Images need descriptive alternative text (alt text) to ensure that a non-visual method of representing an image is available for those who need it. Word provides a method of creating an alt text title and description. Select an image within a document, right click, then select Format Picture. The Format Picture pane will appear. Toggle to the Layout & Properties section, then select Alt Text.



Using lists in a document help to give it structure. Ordered, or numbered, lists are typically used for processes like steps of a task, a series of assignments to complete, or anything that follows a sequence. Unordered lists, like bullet points, are used for items without a sequence.



Links to any external web site should be descriptive for a document read on a computer of mobile device. A fully visible link is needed for a printed document, preferably with context of its purpose.

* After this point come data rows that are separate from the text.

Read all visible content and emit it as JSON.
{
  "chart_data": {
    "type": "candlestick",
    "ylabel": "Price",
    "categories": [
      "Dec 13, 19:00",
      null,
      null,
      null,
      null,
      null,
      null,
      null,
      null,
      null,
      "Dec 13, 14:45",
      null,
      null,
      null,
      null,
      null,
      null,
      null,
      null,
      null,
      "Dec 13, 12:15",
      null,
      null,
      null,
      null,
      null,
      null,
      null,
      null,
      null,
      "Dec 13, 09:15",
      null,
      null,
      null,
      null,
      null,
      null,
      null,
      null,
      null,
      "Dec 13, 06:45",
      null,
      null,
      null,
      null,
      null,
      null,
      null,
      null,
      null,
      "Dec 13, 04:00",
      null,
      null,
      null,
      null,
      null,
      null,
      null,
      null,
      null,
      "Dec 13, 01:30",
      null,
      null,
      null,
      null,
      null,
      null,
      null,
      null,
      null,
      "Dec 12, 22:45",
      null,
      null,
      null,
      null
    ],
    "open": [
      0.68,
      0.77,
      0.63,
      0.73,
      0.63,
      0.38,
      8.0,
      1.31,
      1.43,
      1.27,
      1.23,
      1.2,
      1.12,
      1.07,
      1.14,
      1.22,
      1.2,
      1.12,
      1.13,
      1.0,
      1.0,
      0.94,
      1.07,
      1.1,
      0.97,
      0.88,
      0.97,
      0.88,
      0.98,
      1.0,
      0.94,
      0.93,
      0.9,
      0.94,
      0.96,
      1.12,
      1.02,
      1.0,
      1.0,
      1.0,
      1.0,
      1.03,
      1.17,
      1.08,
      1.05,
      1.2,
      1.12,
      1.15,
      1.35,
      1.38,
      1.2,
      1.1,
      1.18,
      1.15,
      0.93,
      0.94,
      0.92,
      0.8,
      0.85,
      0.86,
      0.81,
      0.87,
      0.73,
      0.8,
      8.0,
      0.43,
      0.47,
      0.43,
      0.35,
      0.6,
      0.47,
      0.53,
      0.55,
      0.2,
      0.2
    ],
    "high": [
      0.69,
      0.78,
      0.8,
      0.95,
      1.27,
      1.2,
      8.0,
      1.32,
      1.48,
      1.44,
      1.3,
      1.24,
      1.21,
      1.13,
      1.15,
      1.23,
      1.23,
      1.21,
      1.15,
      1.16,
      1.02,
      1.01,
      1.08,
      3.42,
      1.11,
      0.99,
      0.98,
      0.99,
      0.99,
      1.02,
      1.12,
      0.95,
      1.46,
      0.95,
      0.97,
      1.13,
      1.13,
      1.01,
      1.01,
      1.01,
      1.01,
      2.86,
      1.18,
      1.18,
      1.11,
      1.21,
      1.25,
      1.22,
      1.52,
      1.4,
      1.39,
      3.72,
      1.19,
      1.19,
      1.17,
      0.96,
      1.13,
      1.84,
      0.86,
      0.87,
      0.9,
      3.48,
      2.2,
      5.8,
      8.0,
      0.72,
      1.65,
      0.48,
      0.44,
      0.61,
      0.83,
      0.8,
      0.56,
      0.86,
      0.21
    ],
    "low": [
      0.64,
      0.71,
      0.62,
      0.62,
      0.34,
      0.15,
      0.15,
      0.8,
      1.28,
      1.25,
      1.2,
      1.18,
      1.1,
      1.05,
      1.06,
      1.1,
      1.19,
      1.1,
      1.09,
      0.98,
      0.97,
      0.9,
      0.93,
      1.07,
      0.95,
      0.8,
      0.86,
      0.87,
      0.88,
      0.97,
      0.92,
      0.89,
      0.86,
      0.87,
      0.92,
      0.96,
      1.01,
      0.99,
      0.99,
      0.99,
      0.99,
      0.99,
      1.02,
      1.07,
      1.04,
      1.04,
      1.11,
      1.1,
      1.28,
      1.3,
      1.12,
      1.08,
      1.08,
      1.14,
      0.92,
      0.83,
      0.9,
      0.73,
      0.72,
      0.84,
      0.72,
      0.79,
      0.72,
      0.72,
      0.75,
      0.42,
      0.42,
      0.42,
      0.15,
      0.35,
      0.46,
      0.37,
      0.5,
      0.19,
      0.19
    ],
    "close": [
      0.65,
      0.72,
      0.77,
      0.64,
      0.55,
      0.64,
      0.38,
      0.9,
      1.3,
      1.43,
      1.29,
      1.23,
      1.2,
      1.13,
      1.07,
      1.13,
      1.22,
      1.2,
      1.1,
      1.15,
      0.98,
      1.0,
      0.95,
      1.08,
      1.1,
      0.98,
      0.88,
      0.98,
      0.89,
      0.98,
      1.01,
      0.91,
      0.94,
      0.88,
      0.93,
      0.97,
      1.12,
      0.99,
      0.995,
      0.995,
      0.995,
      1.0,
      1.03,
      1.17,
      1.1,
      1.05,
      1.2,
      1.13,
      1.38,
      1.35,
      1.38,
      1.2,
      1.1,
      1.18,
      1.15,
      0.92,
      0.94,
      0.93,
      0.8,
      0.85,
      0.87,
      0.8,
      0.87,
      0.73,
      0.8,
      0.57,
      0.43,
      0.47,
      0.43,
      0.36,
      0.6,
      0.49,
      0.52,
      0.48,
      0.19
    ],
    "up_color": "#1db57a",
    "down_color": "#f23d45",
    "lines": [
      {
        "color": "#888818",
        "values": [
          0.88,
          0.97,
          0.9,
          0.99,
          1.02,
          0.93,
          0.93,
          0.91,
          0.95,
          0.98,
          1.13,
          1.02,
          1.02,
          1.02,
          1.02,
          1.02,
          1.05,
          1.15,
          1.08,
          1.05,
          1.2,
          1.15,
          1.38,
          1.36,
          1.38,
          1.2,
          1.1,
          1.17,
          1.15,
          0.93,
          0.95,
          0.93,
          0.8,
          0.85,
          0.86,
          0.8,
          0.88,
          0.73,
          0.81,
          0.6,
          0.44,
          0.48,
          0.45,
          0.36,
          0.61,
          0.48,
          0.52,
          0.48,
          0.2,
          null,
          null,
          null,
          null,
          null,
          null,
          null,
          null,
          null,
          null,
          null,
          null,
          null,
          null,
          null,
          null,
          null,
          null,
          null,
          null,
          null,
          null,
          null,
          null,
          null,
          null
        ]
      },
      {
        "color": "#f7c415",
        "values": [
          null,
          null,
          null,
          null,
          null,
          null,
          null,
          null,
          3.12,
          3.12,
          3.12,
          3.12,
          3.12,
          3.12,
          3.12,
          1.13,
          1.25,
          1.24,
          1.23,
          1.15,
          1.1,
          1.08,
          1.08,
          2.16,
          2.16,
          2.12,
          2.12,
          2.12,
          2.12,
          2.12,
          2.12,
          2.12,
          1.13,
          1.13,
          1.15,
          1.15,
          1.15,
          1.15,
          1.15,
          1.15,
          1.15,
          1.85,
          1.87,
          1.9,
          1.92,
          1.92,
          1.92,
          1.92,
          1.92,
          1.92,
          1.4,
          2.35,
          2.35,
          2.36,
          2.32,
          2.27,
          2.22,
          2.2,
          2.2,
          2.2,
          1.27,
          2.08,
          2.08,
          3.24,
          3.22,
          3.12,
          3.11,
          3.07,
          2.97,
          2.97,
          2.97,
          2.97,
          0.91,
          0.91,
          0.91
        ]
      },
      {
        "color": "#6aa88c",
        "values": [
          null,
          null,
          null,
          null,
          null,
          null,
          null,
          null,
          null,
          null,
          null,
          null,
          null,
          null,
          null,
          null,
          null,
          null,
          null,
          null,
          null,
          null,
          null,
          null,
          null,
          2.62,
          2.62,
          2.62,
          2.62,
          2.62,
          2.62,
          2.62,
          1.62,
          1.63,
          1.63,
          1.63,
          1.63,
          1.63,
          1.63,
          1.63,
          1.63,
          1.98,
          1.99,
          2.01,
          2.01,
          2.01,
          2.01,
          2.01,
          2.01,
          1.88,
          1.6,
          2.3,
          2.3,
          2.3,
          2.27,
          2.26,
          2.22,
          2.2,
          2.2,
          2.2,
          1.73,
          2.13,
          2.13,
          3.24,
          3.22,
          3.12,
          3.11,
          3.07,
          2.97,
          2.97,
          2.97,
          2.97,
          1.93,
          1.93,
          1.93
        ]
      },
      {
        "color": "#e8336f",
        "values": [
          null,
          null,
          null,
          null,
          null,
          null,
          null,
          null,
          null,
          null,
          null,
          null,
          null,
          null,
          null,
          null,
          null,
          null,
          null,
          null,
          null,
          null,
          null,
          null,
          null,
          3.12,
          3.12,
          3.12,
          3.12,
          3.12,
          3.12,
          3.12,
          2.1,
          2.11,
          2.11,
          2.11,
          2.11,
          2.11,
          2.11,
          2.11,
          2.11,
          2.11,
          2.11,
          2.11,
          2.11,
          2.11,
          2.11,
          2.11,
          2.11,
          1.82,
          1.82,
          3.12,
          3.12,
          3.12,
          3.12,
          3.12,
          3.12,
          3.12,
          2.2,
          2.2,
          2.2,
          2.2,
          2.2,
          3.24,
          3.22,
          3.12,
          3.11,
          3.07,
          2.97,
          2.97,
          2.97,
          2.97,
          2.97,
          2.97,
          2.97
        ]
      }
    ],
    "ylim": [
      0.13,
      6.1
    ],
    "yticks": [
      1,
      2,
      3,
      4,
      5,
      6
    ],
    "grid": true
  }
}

Tables are best used for data purposes rather than document layout. Data tables allow for data to be displayed as a grid or matrix, or simply delineate data by relevant rows and columns.


Color contrast

Color selection should be considered when creating a document. When text is hard to read, individuals often bypass sections of a document or simply become unable to understand the document.

A general rule of thumb: If it’s hard to read for the person writing it, then it’s hard to read for the person reading it.

File names

It’s necessary to consider how a file is named when it is saved. Files using meaningful names are easier to find than those using complicated names. For example, a syllabus for College 101 during the Fall semester is better named as “College 101 Syllabus – Fall 2017.docx” rather than “C101sylf17.docx”.